AAT: Adapting Audio Transformer for Various Acoustics Recognition Tasks
Yun Liang, Hai Lin, Shaojian Qiu, Yihang Zhang
TL;DR
This work tackles transferring pre-trained audio Transformers to diverse downstream acoustic tasks without sacrificing generalization or incurring prohibitive fine-tuning costs. The authors propose AAT, freezing the backbone and introducing two adapters: a bottleneck MLP Adapter in parallel with the MLP and a Spatial Adapter after MHSA, enabling task-specific adaptation while preserving pre-trained representations. Experiments on six datasets across event, speech, and music tasks show AAT matches or surpasses full fine-tuning while updating only 7.118% of parameters and achieving faster per-epoch training. The study demonstrates the practical value of PEFT in acoustics recognition and highlights conditions under which SSL vs SL pre-training benefits AAT.
Abstract
Recently, Transformers have been introduced into the field of acoustics recognition. They are pre-trained on large-scale datasets using methods such as supervised learning and semi-supervised learning, demonstrating robust generality--It fine-tunes easily to downstream tasks and shows more robust performance. However, the predominant fine-tuning method currently used is still full fine-tuning, which involves updating all parameters during training. This not only incurs significant memory usage and time costs but also compromises the model's generality. Other fine-tuning methods either struggle to address this issue or fail to achieve matching performance.
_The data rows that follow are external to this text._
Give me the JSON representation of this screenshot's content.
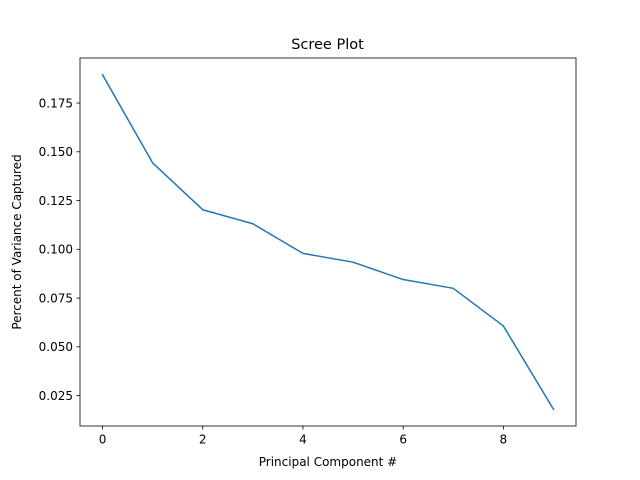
{
  "chart_data": {
    "type": "line",
    "title": "Scree Plot",
    "xlabel": "Principal Component #",
    "ylabel": "Percent of Variance Captured",
    "x": [
      0,
      1,
      2,
      3,
      4,
      5,
      6,
      7,
      8,
      9
    ],
    "series": [
      {
        "values": [
          0.1895,
          0.1443,
          0.1203,
          0.1131,
          0.0979,
          0.0934,
          0.0845,
          0.08,
          0.0607,
          0.018
        ],
        "color": "#1f77b4"
      }
    ],
    "xlim": [
      -0.45,
      9.45
    ],
    "ylim": [
      0.0094,
      0.1981
    ],
    "x_ticks": [
      {
        "value": 0,
        "label": "0"
      },
      {
        "value": 2,
        "label": "2"
      },
      {
        "value": 4,
        "label": "4"
      },
      {
        "value": 6,
        "label": "6"
      },
      {
        "value": 8,
        "label": "8"
      }
    ],
    "y_ticks": [
      {
        "value": 0.025,
        "label": "0.025"
      },
      {
        "value": 0.05,
        "label": "0.050"
      },
      {
        "value": 0.075,
        "label": "0.075"
      },
      {
        "value": 0.1,
        "label": "0.100"
      },
      {
        "value": 0.125,
        "label": "0.125"
      },
      {
        "value": 0.15,
        "label": "0.150"
      },
      {
        "value": 0.175,
        "label": "0.175"
      }
    ],
    "grid": false,
    "legend": "none"
  }
}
Therefore, we conducted a comprehensive analysis of existing fine-tuning methods and proposed an efficient fine-tuning approach based on Adapter tuning, namely AAT. The core idea is to freeze the audio Transformer model and insert extra learnable Adapters, efficiently acquiring downstream task knowledge without compromising the model's original generality. Extensive experiments have shown that our method achieves performance comparable to or even superior to full fine-tuning while optimizing only 7.118% of the parameters. It also demonstrates superiority over other fine-tuning methods.